The figures themselves are indeed surprising. Why do they suddenly indicate economic growth at a time when the media is full of dire news about layoffs, factory closures and bounced checks? The answer lies in a 24.2 percent jump in exports, driven by a devaluation of the shekel and improved economies abroad that boosted demand for Israeli goods.

The second positive economic indicator is the 6.2 percent increase in private consumption during the third quarter. This is clearly a result of the cease-fire (hudna) that lasted for more than half of this three-month period (from the beginning of July through August 20). The respite from terror attacks unleashed the suppressed demand to get out to stores and shopping malls.

On the down side, there was a disturbing 10 percent decline in investment during the third quarter. It's clear that sustained growth requires a steady influx of investment. The sharp jump in economic figures from one quarter to the next also indicates that we are still far from real growth - despite the finance minister's declarations.

During his term as prime minister, from 1996-99, Netanyahu made similar pronouncements about a transition to economic growth. But per capita growth remained around zero during his term, due to the abrupt transition from negotiations and relative quiet with the Palestinians to a state of renewed warfare and ever-present fear of terror attacks.

The same problem exists today, but even more so. Per capita GDP now stands at $15,000 - the same standard of living we had in 1995. That is, the economy has backtracked eight years during the three years of intifada.

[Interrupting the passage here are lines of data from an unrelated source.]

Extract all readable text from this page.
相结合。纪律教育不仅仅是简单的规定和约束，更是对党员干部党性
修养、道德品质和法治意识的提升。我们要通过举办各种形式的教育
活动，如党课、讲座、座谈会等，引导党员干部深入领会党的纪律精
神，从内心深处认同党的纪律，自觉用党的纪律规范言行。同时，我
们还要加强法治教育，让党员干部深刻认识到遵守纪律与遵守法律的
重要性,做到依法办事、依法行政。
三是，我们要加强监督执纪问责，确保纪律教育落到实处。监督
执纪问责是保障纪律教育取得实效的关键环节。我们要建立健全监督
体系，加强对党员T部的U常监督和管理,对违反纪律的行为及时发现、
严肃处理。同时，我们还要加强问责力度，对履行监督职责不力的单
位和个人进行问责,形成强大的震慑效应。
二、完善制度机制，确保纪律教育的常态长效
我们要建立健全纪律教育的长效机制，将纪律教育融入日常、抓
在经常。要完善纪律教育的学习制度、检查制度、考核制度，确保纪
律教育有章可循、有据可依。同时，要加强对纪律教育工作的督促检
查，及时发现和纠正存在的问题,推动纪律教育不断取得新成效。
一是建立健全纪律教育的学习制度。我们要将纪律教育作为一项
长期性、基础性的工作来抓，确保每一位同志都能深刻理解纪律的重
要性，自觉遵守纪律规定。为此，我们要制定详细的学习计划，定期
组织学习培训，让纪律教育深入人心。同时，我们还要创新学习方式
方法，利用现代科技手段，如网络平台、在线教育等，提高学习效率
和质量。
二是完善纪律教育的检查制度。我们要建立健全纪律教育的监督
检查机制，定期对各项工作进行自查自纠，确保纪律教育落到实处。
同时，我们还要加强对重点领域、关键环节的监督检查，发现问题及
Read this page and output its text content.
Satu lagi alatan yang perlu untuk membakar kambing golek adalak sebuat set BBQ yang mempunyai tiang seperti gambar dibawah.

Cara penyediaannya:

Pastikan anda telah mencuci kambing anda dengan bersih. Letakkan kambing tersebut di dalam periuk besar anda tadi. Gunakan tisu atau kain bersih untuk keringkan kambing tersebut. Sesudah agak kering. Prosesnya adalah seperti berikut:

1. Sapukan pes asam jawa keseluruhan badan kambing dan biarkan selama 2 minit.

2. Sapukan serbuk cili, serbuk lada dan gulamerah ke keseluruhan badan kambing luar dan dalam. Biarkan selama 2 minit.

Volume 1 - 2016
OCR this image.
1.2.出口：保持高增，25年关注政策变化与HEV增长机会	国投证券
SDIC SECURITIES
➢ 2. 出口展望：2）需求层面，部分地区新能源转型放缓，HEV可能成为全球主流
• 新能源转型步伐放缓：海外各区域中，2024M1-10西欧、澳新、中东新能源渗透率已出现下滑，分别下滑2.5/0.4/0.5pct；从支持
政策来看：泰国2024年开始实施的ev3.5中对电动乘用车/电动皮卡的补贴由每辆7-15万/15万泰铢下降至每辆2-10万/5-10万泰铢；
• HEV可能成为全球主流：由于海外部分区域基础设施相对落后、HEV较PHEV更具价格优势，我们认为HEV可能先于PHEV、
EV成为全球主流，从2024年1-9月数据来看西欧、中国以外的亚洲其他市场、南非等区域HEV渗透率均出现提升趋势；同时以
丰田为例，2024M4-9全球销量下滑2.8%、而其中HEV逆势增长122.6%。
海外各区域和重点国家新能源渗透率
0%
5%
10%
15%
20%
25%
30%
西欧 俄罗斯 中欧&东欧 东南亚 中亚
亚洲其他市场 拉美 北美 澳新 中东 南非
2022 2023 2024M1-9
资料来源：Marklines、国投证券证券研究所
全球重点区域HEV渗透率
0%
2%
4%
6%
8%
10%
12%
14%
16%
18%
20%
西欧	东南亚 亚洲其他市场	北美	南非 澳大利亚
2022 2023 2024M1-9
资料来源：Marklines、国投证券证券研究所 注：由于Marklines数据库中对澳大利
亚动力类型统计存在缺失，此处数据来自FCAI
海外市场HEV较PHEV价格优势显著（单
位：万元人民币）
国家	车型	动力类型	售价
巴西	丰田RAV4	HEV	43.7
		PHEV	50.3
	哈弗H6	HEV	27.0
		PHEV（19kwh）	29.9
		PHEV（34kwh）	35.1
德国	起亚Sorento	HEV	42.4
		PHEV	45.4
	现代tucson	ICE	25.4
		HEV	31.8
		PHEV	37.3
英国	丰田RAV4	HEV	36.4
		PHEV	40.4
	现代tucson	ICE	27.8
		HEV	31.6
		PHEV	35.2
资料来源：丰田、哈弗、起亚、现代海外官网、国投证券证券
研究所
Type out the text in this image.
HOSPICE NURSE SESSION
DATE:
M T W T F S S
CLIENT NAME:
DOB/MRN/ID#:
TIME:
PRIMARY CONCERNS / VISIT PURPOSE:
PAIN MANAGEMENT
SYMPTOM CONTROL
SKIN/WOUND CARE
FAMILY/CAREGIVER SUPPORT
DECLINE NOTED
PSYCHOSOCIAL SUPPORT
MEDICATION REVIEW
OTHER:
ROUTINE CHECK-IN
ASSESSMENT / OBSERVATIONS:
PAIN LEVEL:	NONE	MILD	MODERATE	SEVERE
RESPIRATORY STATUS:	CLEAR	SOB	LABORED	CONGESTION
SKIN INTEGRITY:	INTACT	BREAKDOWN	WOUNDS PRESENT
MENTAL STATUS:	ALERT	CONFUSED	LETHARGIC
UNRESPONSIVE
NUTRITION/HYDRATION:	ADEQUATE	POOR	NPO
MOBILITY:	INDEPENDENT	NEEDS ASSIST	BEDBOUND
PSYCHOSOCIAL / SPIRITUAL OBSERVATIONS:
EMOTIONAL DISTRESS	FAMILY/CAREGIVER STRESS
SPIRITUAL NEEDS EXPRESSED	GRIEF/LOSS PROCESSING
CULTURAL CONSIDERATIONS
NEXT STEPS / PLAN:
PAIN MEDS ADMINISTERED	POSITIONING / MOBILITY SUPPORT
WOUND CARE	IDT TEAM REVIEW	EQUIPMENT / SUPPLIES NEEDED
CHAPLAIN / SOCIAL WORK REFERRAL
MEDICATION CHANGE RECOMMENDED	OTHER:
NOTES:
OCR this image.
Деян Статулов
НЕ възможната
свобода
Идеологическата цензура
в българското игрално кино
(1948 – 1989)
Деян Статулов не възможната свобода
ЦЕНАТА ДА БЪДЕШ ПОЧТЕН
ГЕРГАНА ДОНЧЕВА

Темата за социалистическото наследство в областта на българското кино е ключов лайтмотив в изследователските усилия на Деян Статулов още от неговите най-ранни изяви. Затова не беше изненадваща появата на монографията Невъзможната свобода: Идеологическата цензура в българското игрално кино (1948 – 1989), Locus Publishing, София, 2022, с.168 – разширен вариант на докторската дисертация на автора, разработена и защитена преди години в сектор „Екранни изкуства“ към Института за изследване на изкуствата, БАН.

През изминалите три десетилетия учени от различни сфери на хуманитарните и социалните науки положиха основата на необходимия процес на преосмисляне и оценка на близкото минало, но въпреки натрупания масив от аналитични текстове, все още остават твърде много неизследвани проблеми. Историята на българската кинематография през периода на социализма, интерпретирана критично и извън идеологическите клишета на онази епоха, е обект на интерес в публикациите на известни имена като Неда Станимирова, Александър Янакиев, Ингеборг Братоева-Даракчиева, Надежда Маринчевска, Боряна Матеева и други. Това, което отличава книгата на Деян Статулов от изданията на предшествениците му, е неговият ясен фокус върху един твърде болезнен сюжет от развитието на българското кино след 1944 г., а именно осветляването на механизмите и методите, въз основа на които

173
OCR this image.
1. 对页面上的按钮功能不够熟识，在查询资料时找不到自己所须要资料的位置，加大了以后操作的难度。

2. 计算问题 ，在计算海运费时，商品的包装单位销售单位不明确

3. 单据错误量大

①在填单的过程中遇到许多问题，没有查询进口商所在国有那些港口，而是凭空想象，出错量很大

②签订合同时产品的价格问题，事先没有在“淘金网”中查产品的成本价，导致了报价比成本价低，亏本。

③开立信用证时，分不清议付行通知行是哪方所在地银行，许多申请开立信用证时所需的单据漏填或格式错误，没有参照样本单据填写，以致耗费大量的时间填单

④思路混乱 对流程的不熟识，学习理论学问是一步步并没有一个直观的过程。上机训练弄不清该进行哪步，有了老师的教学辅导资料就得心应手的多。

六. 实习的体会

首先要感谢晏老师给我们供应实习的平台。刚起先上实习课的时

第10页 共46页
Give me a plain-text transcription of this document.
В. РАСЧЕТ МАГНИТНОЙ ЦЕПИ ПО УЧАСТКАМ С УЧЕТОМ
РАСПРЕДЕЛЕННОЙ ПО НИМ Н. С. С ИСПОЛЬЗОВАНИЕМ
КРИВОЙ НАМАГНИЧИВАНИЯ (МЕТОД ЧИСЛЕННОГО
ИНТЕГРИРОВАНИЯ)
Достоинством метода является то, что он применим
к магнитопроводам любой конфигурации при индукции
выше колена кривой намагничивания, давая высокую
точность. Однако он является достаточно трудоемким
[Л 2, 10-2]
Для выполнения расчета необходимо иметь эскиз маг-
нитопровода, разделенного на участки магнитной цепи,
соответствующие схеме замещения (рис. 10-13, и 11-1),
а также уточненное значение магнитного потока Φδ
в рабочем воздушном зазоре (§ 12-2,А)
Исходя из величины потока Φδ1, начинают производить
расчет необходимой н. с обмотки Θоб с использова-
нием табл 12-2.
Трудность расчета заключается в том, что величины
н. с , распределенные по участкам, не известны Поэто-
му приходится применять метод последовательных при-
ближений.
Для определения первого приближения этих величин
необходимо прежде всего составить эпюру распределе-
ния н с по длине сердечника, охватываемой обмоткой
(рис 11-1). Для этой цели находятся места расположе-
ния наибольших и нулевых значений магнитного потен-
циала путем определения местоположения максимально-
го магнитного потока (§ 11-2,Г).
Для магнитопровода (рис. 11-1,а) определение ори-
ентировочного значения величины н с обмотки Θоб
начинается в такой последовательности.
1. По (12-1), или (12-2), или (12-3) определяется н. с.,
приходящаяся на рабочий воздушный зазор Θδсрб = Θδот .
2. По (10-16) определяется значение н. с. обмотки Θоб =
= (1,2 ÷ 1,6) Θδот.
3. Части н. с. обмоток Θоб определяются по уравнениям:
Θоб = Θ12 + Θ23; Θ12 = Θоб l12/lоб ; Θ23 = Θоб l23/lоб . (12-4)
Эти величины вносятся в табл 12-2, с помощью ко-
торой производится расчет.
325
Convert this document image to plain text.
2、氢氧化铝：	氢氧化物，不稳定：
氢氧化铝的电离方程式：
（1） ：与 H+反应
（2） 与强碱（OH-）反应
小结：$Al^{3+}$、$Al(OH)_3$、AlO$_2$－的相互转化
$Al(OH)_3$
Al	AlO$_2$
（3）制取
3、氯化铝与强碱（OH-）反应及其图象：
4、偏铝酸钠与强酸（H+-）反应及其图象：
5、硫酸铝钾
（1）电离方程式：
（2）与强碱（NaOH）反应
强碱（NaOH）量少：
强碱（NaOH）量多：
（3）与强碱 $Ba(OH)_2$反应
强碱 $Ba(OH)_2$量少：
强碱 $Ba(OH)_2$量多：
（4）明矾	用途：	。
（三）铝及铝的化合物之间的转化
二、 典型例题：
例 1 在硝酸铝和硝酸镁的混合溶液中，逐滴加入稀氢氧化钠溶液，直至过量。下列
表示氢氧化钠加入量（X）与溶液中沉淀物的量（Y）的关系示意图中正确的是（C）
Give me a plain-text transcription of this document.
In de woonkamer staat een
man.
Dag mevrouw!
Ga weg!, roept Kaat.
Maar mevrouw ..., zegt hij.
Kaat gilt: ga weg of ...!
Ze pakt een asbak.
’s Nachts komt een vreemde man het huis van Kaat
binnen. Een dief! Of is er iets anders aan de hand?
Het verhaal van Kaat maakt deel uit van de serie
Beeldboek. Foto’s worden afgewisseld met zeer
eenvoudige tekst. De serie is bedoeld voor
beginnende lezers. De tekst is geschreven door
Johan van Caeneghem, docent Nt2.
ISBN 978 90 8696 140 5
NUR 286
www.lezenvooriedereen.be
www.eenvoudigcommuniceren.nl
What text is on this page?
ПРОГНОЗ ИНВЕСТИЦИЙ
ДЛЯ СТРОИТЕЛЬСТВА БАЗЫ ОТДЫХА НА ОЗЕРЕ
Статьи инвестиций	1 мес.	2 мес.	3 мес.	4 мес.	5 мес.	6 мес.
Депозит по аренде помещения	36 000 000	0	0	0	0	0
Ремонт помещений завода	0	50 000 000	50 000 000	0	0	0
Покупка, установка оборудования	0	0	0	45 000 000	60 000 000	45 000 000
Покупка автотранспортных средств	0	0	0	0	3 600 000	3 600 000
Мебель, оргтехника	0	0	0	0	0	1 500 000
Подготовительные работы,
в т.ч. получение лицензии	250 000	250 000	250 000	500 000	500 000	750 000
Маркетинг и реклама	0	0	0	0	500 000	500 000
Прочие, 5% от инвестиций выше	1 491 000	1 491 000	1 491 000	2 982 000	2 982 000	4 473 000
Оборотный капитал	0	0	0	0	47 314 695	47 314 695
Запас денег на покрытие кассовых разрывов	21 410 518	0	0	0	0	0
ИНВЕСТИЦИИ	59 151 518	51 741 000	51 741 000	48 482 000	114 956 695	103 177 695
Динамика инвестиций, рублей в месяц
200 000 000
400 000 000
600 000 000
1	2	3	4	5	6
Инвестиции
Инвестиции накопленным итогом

New research by economic professors Danny Sidon and Zvi Eckstein indicates that even if the global economy and the high-tech sector rebound, there is no real chance of significant economic growth in Israel as long as it continues to be plagued by terrorism. In this situation, the best we can hope for is an annual growth rate of 2 percent, which represents a stagnant standard of living (since population growth is also about 2 percent) - instead of the 5 percent growth rate that Netanyahu, or any other finance minister, should be aiming to achieve.